Some points about the Mundhra scandal are worth noting. The first was the speed with which Nehru acted after his estranged, talented son-in-law exposed it. The one-man inquiry commission he appointed took 24 days to conduct investigations, the hearings for which were held in public (one report talks of speakers being rigged so that the huge crowds that gathered could follow proceedings).
Second, one of the ostensible reasons forwarded for LIC to invest in patently shady firms was to shore up the market. LIC officials openly said this was a specious argument. But LIC’s utility in propping up the markets — including picking up the slack for IPOs and FPOs of government companies — endures to this day. On the other hand, public hearings of enquiry commission investigations have gone the way of the Dodo.
Harshad Mehta bequeathed to the public lexicon in India such exotic terms as “ready-forward deals”, just as Nirav Modi has made Letter of Undertaking and Nostro Accounts familiar to laypeople 26 years later. Mehta exploited the lack of computerisation in the banking system to help himself to funds from state-owned banks, principally State Bank of India but other state-owned banks too, with which to play the market. Nirav Modi exploited the lack of integration between two trading platforms by PNB, India’s second-largest state-owned bank, to help himself to free capital.
Harshad Mehta also suborned a cooperative bank to issue fake bank receipts for reasons too complicated to explain here. Six years later, Ketan Parekh helped himself to funds from a cooperative bank to play the markets. When a bear cartel bet against his infamous K-10 portfolio in 2001, the markets crashed. It took a 30-member joint parliamentary committee to investigate this scandal and till 2018 for various convictions to be imposed.
Remarkably, both Mehta and Parekh remain heroes to a certain section of the stock market fraternity. When Mehta held his famous press conference to accuse the then Prime Minister Narasimha Rao of accepting a Rs 10 million bribe to get him off the scandal, some brokers spontaneously applauded when he entered the room.
Still, the banking regulator continued to move slower than a snail when it came to its core function of, well, regulating banks. Nothing highlighted this better than the case of the new generation private bank Global Trust, which collapsed in 2004 under the weight of irregular lending practices — including to Ketan Parekh. The central bank knew of these dealings as early as 2001, but only acted when matters had reached crisis point. First, it declared a three-month moratorium on the bank, leading to a headlong rush of panicky depositors to Global Trust branches, and then merged it with government-owned under-performer Oriental Bank of Commerce.

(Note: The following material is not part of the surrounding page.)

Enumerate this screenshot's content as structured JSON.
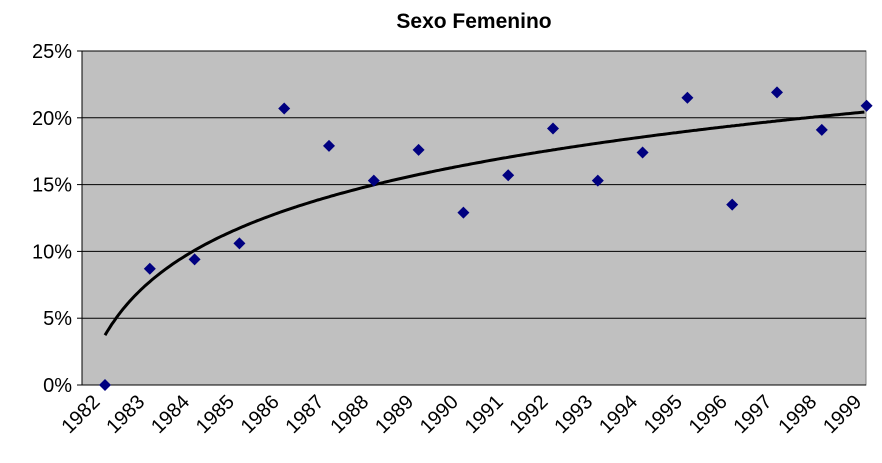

This scandal was among the first to have global ripples because both Goldman Sachs and International Finance Corporation had stakes in Global Trust, and the bank's auditor was one of the Big Four accountants PriceWaterhouse. Five years later, another business scandal erupted, this time it had global repercussions as far as the New York Stock Exchange. This was the scandal involving Satyam Computers, one of India’s IT services racehorses with clients around the world and a Wall Street listing. Promoter Ramalinga Raju confessed in a letter to the stock exchanges of overstating profits for years with the help of the same accountancy firm (and accountant!) that audited Global Trust.

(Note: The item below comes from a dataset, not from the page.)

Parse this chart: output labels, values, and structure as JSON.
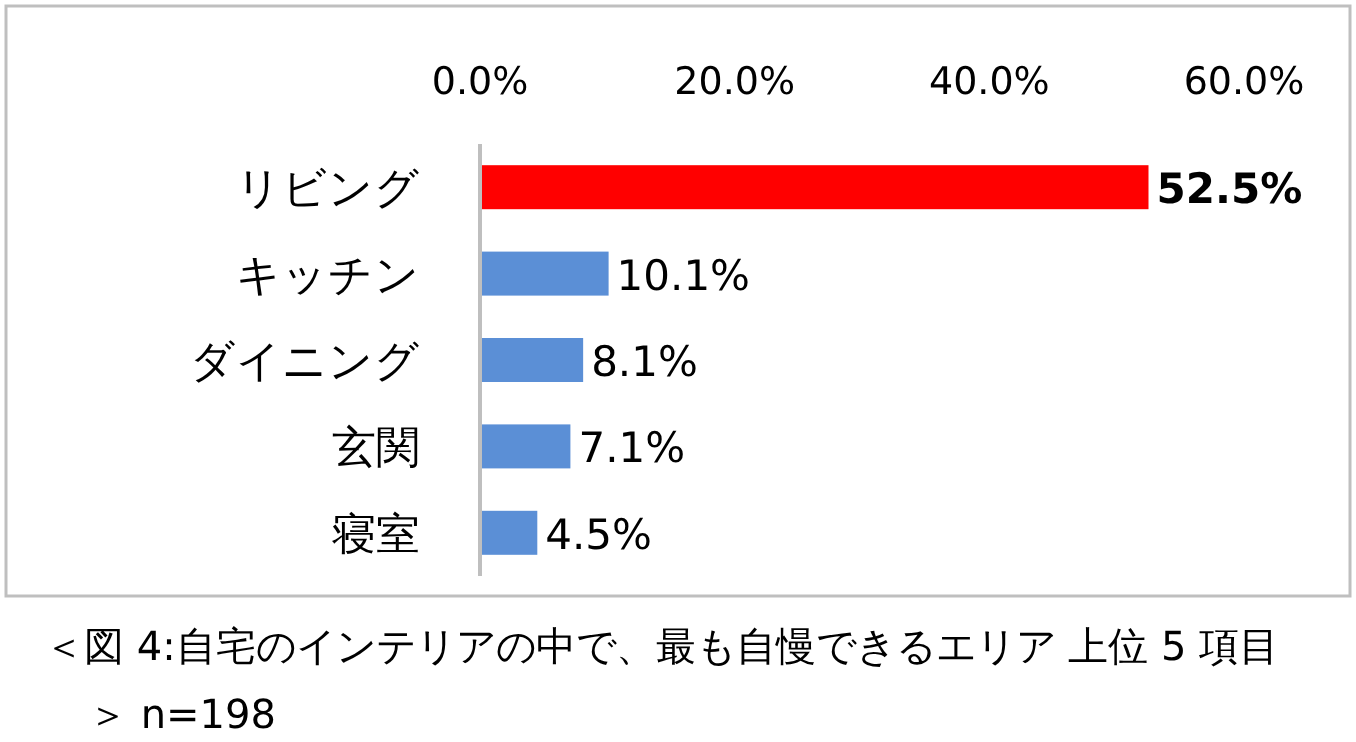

The Satyam scandal was unique in that the government played no part in it. In fact, the United Progressive Alliance regime worked commendably swiftly to set up a search committee to find a buyer and salvage the company (and India’s global reputation). Within four months of Raju’s confession, it was sold to Tech Mahindra. Satyam offered the first inkling of the chronic governance problems in Indian companies, when a board stuffed with signature international personality patently failed to do its due diligence.

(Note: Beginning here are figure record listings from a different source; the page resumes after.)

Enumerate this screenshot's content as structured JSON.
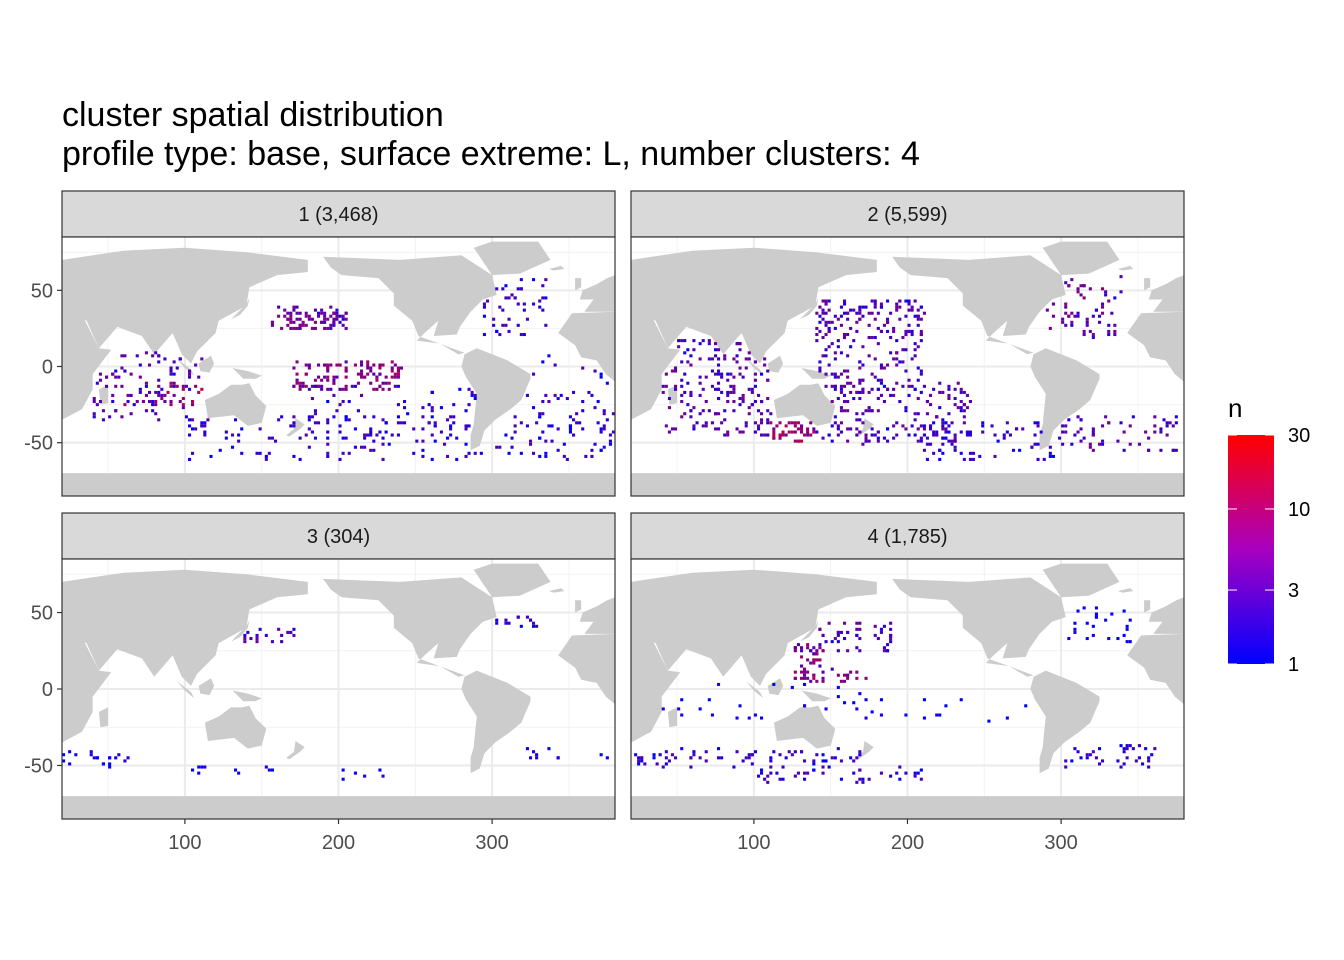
{
  "title": "cluster spatial distribution",
  "subtitle": "profile type: base, surface extreme: L, number clusters: 4",
  "chart_data": {
    "type": "heatmap",
    "x_ticks": [
      100,
      200,
      300
    ],
    "y_ticks": [
      50,
      0,
      -50
    ],
    "y_tick_labels": [
      "50",
      "0",
      "-50"
    ],
    "xlim": [
      20,
      380
    ],
    "ylim": [
      -85,
      85
    ],
    "grid": true,
    "legend": {
      "title": "n",
      "scale": "log",
      "range": [
        1,
        30
      ],
      "tick_values": [
        30,
        10,
        3,
        1
      ],
      "tick_labels": [
        "30",
        "10",
        "3",
        "1"
      ],
      "colors": [
        "#0000ff",
        "#ff0000"
      ],
      "placement": "right"
    },
    "panels": [
      {
        "label": "1 (3,468)",
        "clusters": [
          {
            "lon": [
              155,
              205
            ],
            "lat": [
              25,
              40
            ],
            "count": 80,
            "n": 4
          },
          {
            "lon": [
              170,
              240
            ],
            "lat": [
              -15,
              5
            ],
            "count": 110,
            "n": 6
          },
          {
            "lon": [
              40,
              110
            ],
            "lat": [
              -35,
              10
            ],
            "count": 90,
            "n": 3
          },
          {
            "lon": [
              60,
              110
            ],
            "lat": [
              -25,
              -10
            ],
            "count": 25,
            "n": 8
          },
          {
            "lon": [
              290,
              335
            ],
            "lat": [
              20,
              60
            ],
            "count": 45,
            "n": 2
          },
          {
            "lon": [
              100,
              380
            ],
            "lat": [
              -60,
              -30
            ],
            "count": 170,
            "n": 2
          },
          {
            "lon": [
              180,
              290
            ],
            "lat": [
              -45,
              -10
            ],
            "count": 70,
            "n": 2
          },
          {
            "lon": [
              320,
              380
            ],
            "lat": [
              -45,
              10
            ],
            "count": 35,
            "n": 2
          }
        ]
      },
      {
        "label": "2 (5,599)",
        "clusters": [
          {
            "lon": [
              140,
              210
            ],
            "lat": [
              20,
              45
            ],
            "count": 120,
            "n": 3
          },
          {
            "lon": [
              40,
              110
            ],
            "lat": [
              -45,
              20
            ],
            "count": 180,
            "n": 3
          },
          {
            "lon": [
              110,
              140
            ],
            "lat": [
              -48,
              -35
            ],
            "count": 40,
            "n": 8
          },
          {
            "lon": [
              140,
              240
            ],
            "lat": [
              -50,
              -10
            ],
            "count": 180,
            "n": 3
          },
          {
            "lon": [
              140,
              210
            ],
            "lat": [
              -15,
              20
            ],
            "count": 80,
            "n": 3
          },
          {
            "lon": [
              210,
              300
            ],
            "lat": [
              -60,
              -35
            ],
            "count": 70,
            "n": 2
          },
          {
            "lon": [
              300,
              380
            ],
            "lat": [
              -55,
              -30
            ],
            "count": 60,
            "n": 3
          },
          {
            "lon": [
              290,
              340
            ],
            "lat": [
              20,
              60
            ],
            "count": 60,
            "n": 4
          }
        ]
      },
      {
        "label": "3 (304)",
        "clusters": [
          {
            "lon": [
              135,
              170
            ],
            "lat": [
              32,
              40
            ],
            "count": 18,
            "n": 3
          },
          {
            "lon": [
              300,
              330
            ],
            "lat": [
              40,
              48
            ],
            "count": 14,
            "n": 2
          },
          {
            "lon": [
              20,
              70
            ],
            "lat": [
              -50,
              -40
            ],
            "count": 20,
            "n": 1
          },
          {
            "lon": [
              100,
              160
            ],
            "lat": [
              -55,
              -48
            ],
            "count": 10,
            "n": 1
          },
          {
            "lon": [
              200,
              240
            ],
            "lat": [
              -60,
              -50
            ],
            "count": 6,
            "n": 1
          },
          {
            "lon": [
              320,
              345
            ],
            "lat": [
              -45,
              -38
            ],
            "count": 8,
            "n": 1
          },
          {
            "lon": [
              370,
              380
            ],
            "lat": [
              -45,
              -40
            ],
            "count": 3,
            "n": 1
          }
        ]
      },
      {
        "label": "4 (1,785)",
        "clusters": [
          {
            "lon": [
              125,
              145
            ],
            "lat": [
              10,
              30
            ],
            "count": 40,
            "n": 6
          },
          {
            "lon": [
              140,
              190
            ],
            "lat": [
              25,
              45
            ],
            "count": 45,
            "n": 3
          },
          {
            "lon": [
              125,
              175
            ],
            "lat": [
              5,
              15
            ],
            "count": 25,
            "n": 5
          },
          {
            "lon": [
              20,
              170
            ],
            "lat": [
              -50,
              -38
            ],
            "count": 70,
            "n": 2
          },
          {
            "lon": [
              100,
              210
            ],
            "lat": [
              -60,
              -50
            ],
            "count": 40,
            "n": 2
          },
          {
            "lon": [
              300,
              360
            ],
            "lat": [
              -50,
              -35
            ],
            "count": 35,
            "n": 2
          },
          {
            "lon": [
              40,
              300
            ],
            "lat": [
              -20,
              5
            ],
            "count": 40,
            "n": 1
          },
          {
            "lon": [
              290,
              345
            ],
            "lat": [
              30,
              55
            ],
            "count": 25,
            "n": 1
          }
        ]
      }
    ]
  }
}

In the second half of the noughties, telecom, coal, Vijay Mallya and now Nirav Modi, have all attracted international cynosure that India, ever-hungry for foreign investment, could do well without. Almost all of it is the result of the overweening involvement of the government in areas in which it has no business to be. If it hasn’t read the writing on the wall, it may want to heed the message from the markets at least.